Contrapunteando lo anterior, las bandas tanto de sonido como musical (un acierto de Diego Soto) son un acompañamiento emocionalmente desestabilizante, con sonidos que funcionan a veces como metrónomos o con frases musicales que motivan la inquietud y cierta angustia incluso fúnebre. No es de extrañar lo último, porque la muerte es una presencia constante en el filme.

Mientras los personajes del resto del universo fílmico de Sánchez se mueven por diversos espacios, acá el protagonista está fijo, detenido en el absoluto sentido de la palabra, pero se sumerge en lecturas que le abren el mundo, y que les son provistas por un letrado preso que recuerda al también mítico Rodrigo Maturana, que incursionó como actor tanto en el primer cine de Sánchez como en el de la época chilena de Ruiz en los 70. Quizá eso sea un homenaje, así como la mención -supongo que para hacer reír a sus seguidores- de una de sus películas anteriores.

El deambular de este hombre, entonces, es casi metafísico, contrapuesto a su deseo de permanecer en la cárcel.
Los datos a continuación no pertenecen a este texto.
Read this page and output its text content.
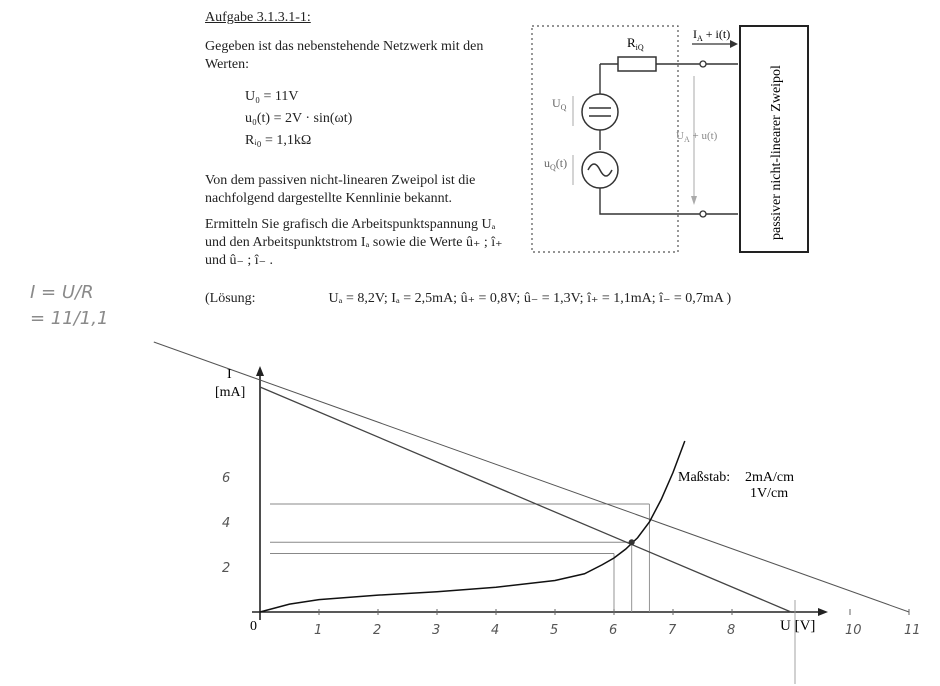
Aufgabe 3.1.3.1-1:
Gegeben ist das nebenstehende Netzwerk mit den Werten:
U₀ = 11V
u₀(t) = 2V · sin(ωt)
Rᵢ₀ = 1,1kΩ
Von dem passiven nicht-linearen Zweipol ist die nachfolgend dargestellte Kennlinie bekannt.
Ermitteln Sie grafisch die Arbeitspunktspannung Uₐ und den Arbeitspunktstrom Iₐ sowie die Werte û₊ ; î₊ und û₋ ; î₋ .
(Lösung:	Uₐ = 8,2V; Iₐ = 2,5mA; û₊ = 0,8V; û₋ = 1,3V; î₊ = 1,1mA; î₋ = 0,7mA )
I = U/R
= 11/1,1
$R_{iQ}$
$I_A + i(t)$
$U_Q$
$u_Q(t)$
$U_A + u(t)$	passiver nicht-linearer Zweipol
1	2	3	4	5	6	7	8	10	11
2
4
6
I
[mA]
0	U [V]
Maßstab: 2mA/cm
1V/cm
La violencia del mundo exterior lo asusta, más que la que vive y se deja sentir. Violencia soterrada y humor que se cuelan sin previo aviso y que constituyen los materiales con los que el realizador recrea su mirada sobre la manera de ser del chileno. La ambigüedad de los personajes (uno de ellos es argentino o chileno depende de lo que le convenga, al igual que otro que puede ser colombiano o chileno, “según” es una constante en el filme), y el estar en un equilibrio precario pero autocomplaciente , aunque los cuchillos sean de doble filo, son otras de las características de este retrato, a las que se suma la ausencia de autoconsciencia (“no sé por qué estoy acá”) y la tendencia de dar cátedra, a indicar cómo deben ser las cosas.

Se trata, además, de un mundo que está cerrado solo en la apariencia, ya que los no presos van y vienen por él, la celda no tiene horarios (como sucede en realidad en las cárceles), las ánimas se intuyen. Este mundo resulta un espejo del mundo en que vivimos, en que el encierro puede llegar a ser subjetivo y los parámetros que lo mueven ser desconocidos.

Hijo de dos literatos (Luis Sánchez Latorre –Filebo- y Mimí Garfias), no es de extrañar que Sánchez insinúe con su filme que la liberación se consigue por medio de la lectura, del texto. Cada cita es un abismo que se abre tras la cortina que separa la celda del protagonista y que parece fagocitar la procesión de personajes que, con excusa o sin ella, se presentan ante la cámara. Sin embargo, no deja de ser significativo el que el preso letrado acabe a manos de un viejo safio e ignorante que muestra que tiene el poder en sus manos.

El realizador ha planteado que su filme es anfibio, porque transita entre tierra y mar. Quizá también lo sea porque se mueve entre los intersticios del mal, como dejando de manifiesto que todo es ambiguo, que nadie sabe en realidad, qué terreno pisa. PP.

Voy y vuelvo. Dirección y guion: Cristián Sánchez. Elenco: Cristóbal Bascuñán, Juan Cruz Palacios, Felipe Corrales, Iván Cáceres, Salvador Soto, Valentina Carvallo, Demian Schopf, Benjamín Gallo, Bárbara Saavedra, José Diez, Gabriel de Ferrari. Producción: Cristián Sánchez y Sebastián Pereira. Asistente de dirección: Marcel Hantelmann. Dirección de fotografía: Alex Waghorn. Dirección de arte: Víctor Muñoz. Montaje: Cristián Sánchez y Diego Soto. Sonido y música: Diego Soto. Foley y mezcla de sonido: Alex Mora. Productoras: Nómada Producciones en coproducción con La Warrior Films. Ficción. Digital / Color. Duración:74 min. Chile, 2023.